About the Program
CDC’s Cancer Genomics Program develops best practices in education, surveillance, approaches for policy and systems, and uses science for applying family history and cancer genomics in public health practice. The program’s main goals are to increase the number of people—
- Who have collected information on their family history of cancer and shared it with a health care provider.
- Appropriately referred to genetic counseling and testing.
Activities focus on hereditary breast and ovarian cancer syndrome and Lynch syndrome, which increases the risk of getting hereditary colorectal cancer. The program evaluates activities and strategies to understand their effect and to identify best practices to be used by other programs and organizations.
CDC funded three state health departments from 2011 to 2014 and five state health departments from 2014 to 2019 to develop activities in cancer genomics.
From 2019 through 2022, CDC’s Cancer Genomics Program is funding four state health departments to—
- Educate the public about how a family history of cancer can affect their risk.

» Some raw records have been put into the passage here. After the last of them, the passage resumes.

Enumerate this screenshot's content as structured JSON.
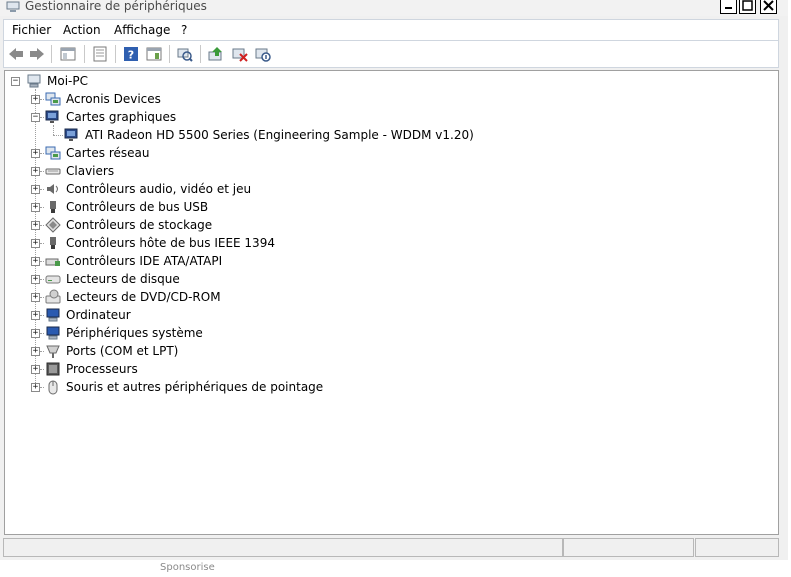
{
  "window": {
    "title": "Gestionnaire de périphériques"
  },
  "menu": [
    "Fichier",
    "Action",
    "Affichage",
    "?"
  ],
  "toolbar_icons": [
    "back-arrow-icon",
    "forward-arrow-icon",
    "console-tree-icon",
    "properties-icon",
    "help-icon",
    "action-pane-icon",
    "scan-hardware-icon",
    "update-driver-icon",
    "uninstall-icon",
    "disable-device-icon"
  ],
  "tree": {
    "root": "Moi-PC",
    "categories": [
      {
        "label": "Acronis Devices",
        "icon": "network-device-icon",
        "expanded": false
      },
      {
        "label": "Cartes graphiques",
        "icon": "display-adapter-icon",
        "expanded": true,
        "children": [
          "ATI Radeon HD 5500 Series (Engineering Sample - WDDM v1.20)"
        ]
      },
      {
        "label": "Cartes réseau",
        "icon": "network-adapter-icon",
        "expanded": false
      },
      {
        "label": "Claviers",
        "icon": "keyboard-icon",
        "expanded": false
      },
      {
        "label": "Contrôleurs audio, vidéo et jeu",
        "icon": "speaker-icon",
        "expanded": false
      },
      {
        "label": "Contrôleurs de bus USB",
        "icon": "usb-icon",
        "expanded": false
      },
      {
        "label": "Contrôleurs de stockage",
        "icon": "storage-controller-icon",
        "expanded": false
      },
      {
        "label": "Contrôleurs hôte de bus IEEE 1394",
        "icon": "firewire-icon",
        "expanded": false
      },
      {
        "label": "Contrôleurs IDE ATA/ATAPI",
        "icon": "ide-controller-icon",
        "expanded": false
      },
      {
        "label": "Lecteurs de disque",
        "icon": "disk-drive-icon",
        "expanded": false
      },
      {
        "label": "Lecteurs de DVD/CD-ROM",
        "icon": "dvd-drive-icon",
        "expanded": false
      },
      {
        "label": "Ordinateur",
        "icon": "computer-icon",
        "expanded": false
      },
      {
        "label": "Périphériques système",
        "icon": "system-device-icon",
        "expanded": false
      },
      {
        "label": "Ports (COM et LPT)",
        "icon": "port-icon",
        "expanded": false
      },
      {
        "label": "Processeurs",
        "icon": "processor-icon",
        "expanded": false
      },
      {
        "label": "Souris et autres périphériques de pointage",
        "icon": "mouse-icon",
        "expanded": false
      }
    ]
  },
  "footer_text": "Sponsorise"
}
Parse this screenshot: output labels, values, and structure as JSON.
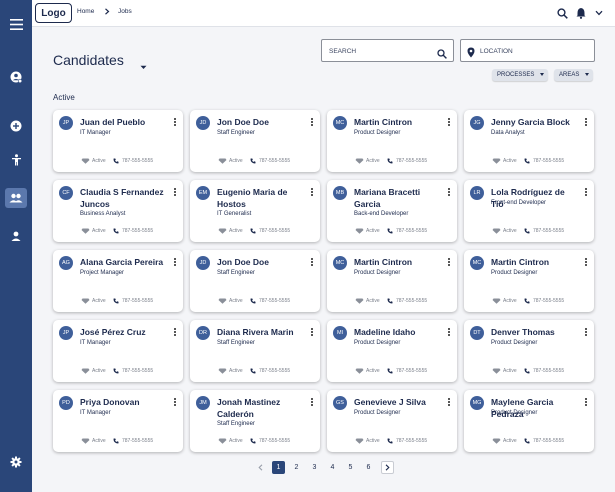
{
  "header": {
    "logo": "Logo",
    "breadcrumb": [
      "Home",
      "Jobs"
    ]
  },
  "page": {
    "title": "Candidates",
    "section_label": "Active"
  },
  "filters": {
    "search_placeholder": "SEARCH",
    "location_placeholder": "LOCATION",
    "processes_label": "PROCESSES",
    "areas_label": "AREAS"
  },
  "colors": {
    "sidebar": "#2a4679",
    "accent": "#3f5f9a",
    "background": "#f4f5f8"
  },
  "sidebar": {
    "icons": [
      "menu-icon",
      "add-user-icon",
      "add-icon",
      "accessibility-icon",
      "people-icon",
      "person-icon",
      "settings-icon"
    ],
    "active": "people-icon"
  },
  "candidates": [
    {
      "initials": "JP",
      "name": "Juan del Pueblo",
      "role": "IT Manager",
      "status": "Active",
      "phone": "787-555-5555"
    },
    {
      "initials": "JD",
      "name": "Jon Doe Doe",
      "role": "Staff Engineer",
      "status": "Active",
      "phone": "787-555-5555"
    },
    {
      "initials": "MC",
      "name": "Martin Cintron",
      "role": "Product Designer",
      "status": "Active",
      "phone": "787-555-5555"
    },
    {
      "initials": "JG",
      "name": "Jenny Garcia Block",
      "role": "Data Analyst",
      "status": "Active",
      "phone": "787-555-5555"
    },
    {
      "initials": "CF",
      "name": "Claudia S Fernandez Juncos",
      "role": "Business Analyst",
      "status": "Active",
      "phone": "787-555-5555"
    },
    {
      "initials": "EM",
      "name": "Eugenio Maria de Hostos",
      "role": "IT Generalist",
      "status": "Active",
      "phone": "787-555-5555"
    },
    {
      "initials": "MB",
      "name": "Mariana Bracetti Garcia",
      "role": "Back-end Developer",
      "status": "Active",
      "phone": "787-555-5555"
    },
    {
      "initials": "LR",
      "name": "Lola Rodríguez de Tió",
      "role": "Front-end Developer",
      "status": "Active",
      "phone": "787-555-5555"
    },
    {
      "initials": "AG",
      "name": "Alana Garcia Pereira",
      "role": "Project Manager",
      "status": "Active",
      "phone": "787-555-5555"
    },
    {
      "initials": "JD",
      "name": "Jon Doe Doe",
      "role": "Staff Engineer",
      "status": "Active",
      "phone": "787-555-5555"
    },
    {
      "initials": "MC",
      "name": "Martin Cintron",
      "role": "Product Designer",
      "status": "Active",
      "phone": "787-555-5555"
    },
    {
      "initials": "MC",
      "name": "Martin Cintron",
      "role": "Product Designer",
      "status": "Active",
      "phone": "787-555-5555"
    },
    {
      "initials": "JP",
      "name": "José Pérez Cruz",
      "role": "IT Manager",
      "status": "Active",
      "phone": "787-555-5555"
    },
    {
      "initials": "DR",
      "name": "Diana Rivera Marin",
      "role": "Staff Engineer",
      "status": "Active",
      "phone": "787-555-5555"
    },
    {
      "initials": "MI",
      "name": "Madeline Idaho",
      "role": "Product Designer",
      "status": "Active",
      "phone": "787-555-5555"
    },
    {
      "initials": "DT",
      "name": "Denver Thomas",
      "role": "Product Designer",
      "status": "Active",
      "phone": "787-555-5555"
    },
    {
      "initials": "PD",
      "name": "Priya Donovan",
      "role": "IT Manager",
      "status": "Active",
      "phone": "787-555-5555"
    },
    {
      "initials": "JM",
      "name": "Jonah Mastinez Calderón",
      "role": "Staff Engineer",
      "status": "Active",
      "phone": "787-555-5555"
    },
    {
      "initials": "GS",
      "name": "Genevieve J Silva",
      "role": "Product Designer",
      "status": "Active",
      "phone": "787-555-5555"
    },
    {
      "initials": "MG",
      "name": "Maylene Garcia Pedraza",
      "role": "Product Designer",
      "status": "Active",
      "phone": "787-555-5555"
    }
  ],
  "pagination": {
    "pages": [
      "1",
      "2",
      "3",
      "4",
      "5",
      "6"
    ],
    "current": "1"
  }
}
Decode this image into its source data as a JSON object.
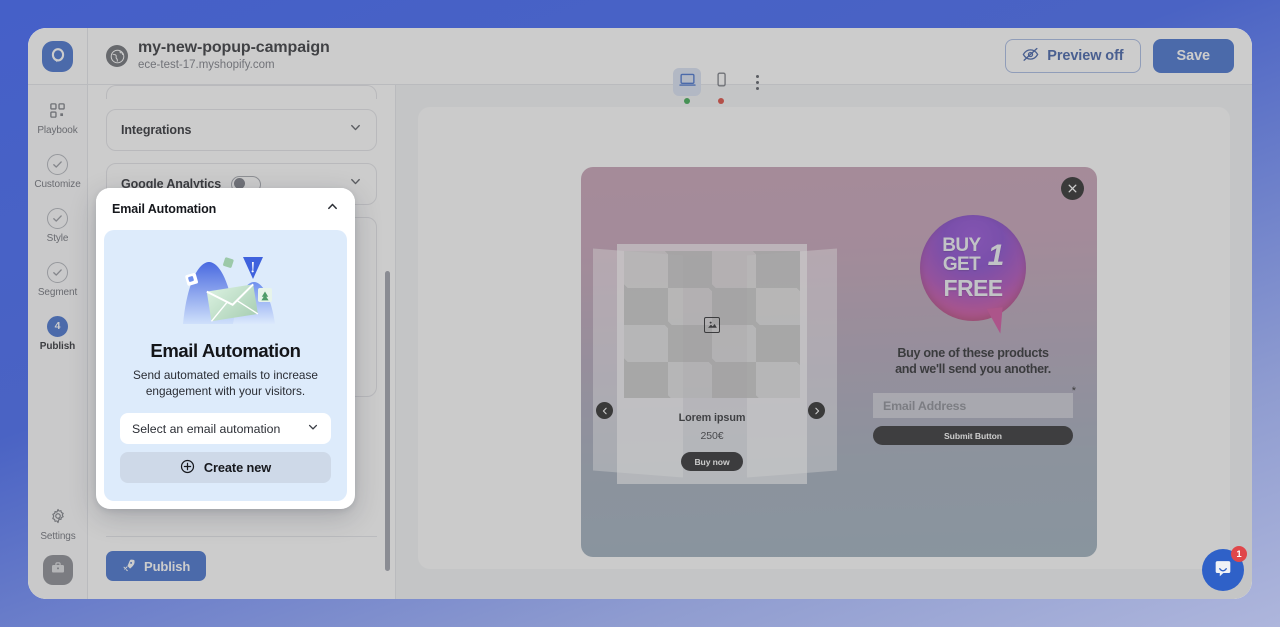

- Help health care providers talk to patients about their family health history and the potential need for referral to a genetic specialist.
- Use data from cancer registries, state surveys, and other sources to learn about hereditary cancers in their states, and the needs of providers and high-risk individuals and families.
- Increase access to and use of clinical services like genetic counseling, genetic testing, and cancer screening for people at high risk.
- Develop partnerships with health systems and state and local organizations to find ways to address the needs of people who have a high risk of cancer.